Bununla birlikte global bir şirket yaratmak istiyorsanız global yayınları ve kanalları takip etmek çok önemli. Başka bir deyişle global kurucu olmak istiyorsanız, global kurucuların okuduklarını okumanız izlediklerini izlemeniz gerekiyor. “A16Z”, “How i Built This” ve “How to Start a Startup” öneririm. Medium & Quora’da ciddi zaman geçirmek gerekiyor. Ülke gündeminden uzak durmakta da çok fayda var.
Pek çok kişinin merak ettiği bir diğer konu da yatırım süreçleri. Bu süreçte neler yaşadın, nasıl hazırlandın?
Öncelikle ekosistemimiz küçük. Derin bir ekosistem olmadığı için hiç yatırımcı ayırt etmedim. Olabildiğince çok yatırımcı etkinliklerine, yatırımcı sunumlarına gittim. Bunların dışında bizimle görüşmek isteyen herkese de vakit ayırdım. Sonrasında ciddi şekilde temasta olduğumuz, “term sheet” aldığımız yatırımcılar ile ilerledi süreç. Özellikle “due diligence” döneminde, sürecin hızlı bir şekilde sonuçlanması için şirketimiz adına alınması gereken aksiyonları zamanında yetiştirmeye önem verdim.

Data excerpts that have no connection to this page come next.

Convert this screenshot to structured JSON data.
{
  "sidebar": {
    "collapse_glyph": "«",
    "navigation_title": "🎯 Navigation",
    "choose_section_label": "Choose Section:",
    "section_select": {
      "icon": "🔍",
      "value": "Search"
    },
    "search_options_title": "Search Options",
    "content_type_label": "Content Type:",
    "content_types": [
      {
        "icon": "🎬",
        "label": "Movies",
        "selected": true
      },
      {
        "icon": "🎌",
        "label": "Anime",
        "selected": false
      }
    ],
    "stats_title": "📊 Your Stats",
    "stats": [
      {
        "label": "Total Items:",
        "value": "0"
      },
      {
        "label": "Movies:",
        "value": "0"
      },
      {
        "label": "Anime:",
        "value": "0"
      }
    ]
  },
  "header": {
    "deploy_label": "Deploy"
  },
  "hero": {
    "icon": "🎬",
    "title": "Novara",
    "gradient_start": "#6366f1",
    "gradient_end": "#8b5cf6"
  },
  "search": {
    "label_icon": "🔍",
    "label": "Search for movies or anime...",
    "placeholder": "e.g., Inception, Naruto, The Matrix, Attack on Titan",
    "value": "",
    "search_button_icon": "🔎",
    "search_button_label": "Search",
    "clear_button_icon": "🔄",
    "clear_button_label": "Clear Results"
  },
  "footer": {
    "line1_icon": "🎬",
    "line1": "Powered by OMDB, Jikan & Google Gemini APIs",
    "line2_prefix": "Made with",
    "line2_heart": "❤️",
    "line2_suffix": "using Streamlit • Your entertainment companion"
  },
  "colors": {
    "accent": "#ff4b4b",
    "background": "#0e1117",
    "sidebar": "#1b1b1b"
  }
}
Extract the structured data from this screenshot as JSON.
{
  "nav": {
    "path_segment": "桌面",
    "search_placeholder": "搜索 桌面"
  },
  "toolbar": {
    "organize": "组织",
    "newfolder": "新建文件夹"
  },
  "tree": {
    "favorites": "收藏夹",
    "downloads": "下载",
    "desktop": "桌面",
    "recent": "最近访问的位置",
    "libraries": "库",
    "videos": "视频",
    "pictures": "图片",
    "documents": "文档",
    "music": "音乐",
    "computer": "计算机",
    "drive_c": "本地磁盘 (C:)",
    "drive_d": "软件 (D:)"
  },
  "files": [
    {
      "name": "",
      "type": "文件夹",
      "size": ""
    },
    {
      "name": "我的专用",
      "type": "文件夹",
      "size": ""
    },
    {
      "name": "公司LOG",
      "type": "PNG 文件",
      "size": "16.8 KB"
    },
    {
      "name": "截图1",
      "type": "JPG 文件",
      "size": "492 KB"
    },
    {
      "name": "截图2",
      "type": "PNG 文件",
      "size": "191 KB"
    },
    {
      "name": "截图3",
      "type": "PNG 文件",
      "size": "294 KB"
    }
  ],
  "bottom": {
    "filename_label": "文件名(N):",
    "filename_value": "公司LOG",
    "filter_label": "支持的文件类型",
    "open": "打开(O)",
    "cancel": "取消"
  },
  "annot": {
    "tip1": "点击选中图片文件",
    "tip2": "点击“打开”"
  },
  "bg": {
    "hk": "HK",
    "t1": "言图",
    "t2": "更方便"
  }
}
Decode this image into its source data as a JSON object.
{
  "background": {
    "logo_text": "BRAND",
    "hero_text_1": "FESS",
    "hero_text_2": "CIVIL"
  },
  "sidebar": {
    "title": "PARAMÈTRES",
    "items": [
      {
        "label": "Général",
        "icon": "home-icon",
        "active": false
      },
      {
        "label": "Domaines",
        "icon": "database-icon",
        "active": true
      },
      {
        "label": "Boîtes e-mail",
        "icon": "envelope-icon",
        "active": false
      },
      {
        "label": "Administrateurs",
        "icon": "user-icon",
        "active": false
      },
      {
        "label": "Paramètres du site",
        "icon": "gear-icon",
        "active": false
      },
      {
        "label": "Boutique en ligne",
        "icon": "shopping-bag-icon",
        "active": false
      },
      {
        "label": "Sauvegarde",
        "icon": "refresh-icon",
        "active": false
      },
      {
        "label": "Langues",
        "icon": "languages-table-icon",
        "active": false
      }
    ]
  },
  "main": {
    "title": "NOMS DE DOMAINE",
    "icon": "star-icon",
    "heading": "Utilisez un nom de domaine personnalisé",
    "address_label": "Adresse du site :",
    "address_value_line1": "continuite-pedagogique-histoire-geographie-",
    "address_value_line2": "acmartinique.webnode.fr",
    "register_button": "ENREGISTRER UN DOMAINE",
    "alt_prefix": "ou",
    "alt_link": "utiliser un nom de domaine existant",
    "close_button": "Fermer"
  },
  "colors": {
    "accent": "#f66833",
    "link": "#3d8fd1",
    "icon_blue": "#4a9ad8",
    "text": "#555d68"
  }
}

Ayrıca, Türkiye’de yatırımcılar ne kadar ilgili ve hızlı olmak isteseler de evrak işleri çok fazla. Her şey net bir şekilde anlaşıldıktan sonra gelen kapanış süreci bile epeyce bir zaman alıyor aslında. Bu süreçlerde biraz zorlandık. Nakit problemi yaşadığımız dönemlerde de arkadaş ve aile desteğiyle şirketimizi ayakta tuttuk. Bu konuda takımıma çok teşekkür etmek istiyorum. Normalde piyasada alabilecekleri maaşların yarısına hatta yarısından daha düşük rakamlarla UserGuiding ile çalışmaya devam ettiler.
Bundan sonra hedeflerin arasında neler var?
Açıkçası ben aktif kullanıcı olduğu ülke sayısı konusunda biraz takıntılıyım. Şu an bu ülke sayısı 15. Amacım bunu bir an evvel 50, 100 sonra da 200 yapmak. Yani dünyanın tüm ülkelerinde aktif ödeme yapan müşterilerimizin olmasını çok istiyorum, en büyük hayallerimden biri bu. Ürün bakımından hayalim ise, hani Photoshop ile Canva’yı bilirsiniz ya hani Photoshop daha kompleks daha hacimli bir ürün ama Canva ile daha kolay bir şekilde tasarım yapabiliyorsunuz. Canva’nın fiyatı da Photoshop’a göre daha elde edilebilir bir düzeyde. Bizim de user onboarding pazarının Photoshop’u değil, Canva’sı olmak gibi bir hedefimiz var. Yani bir kişinin hiçbir teknik bilgiye ihtiyaç duymadan çok hızlı bir şekilde UserGuiding’i kullanabilmesini istiyoruz.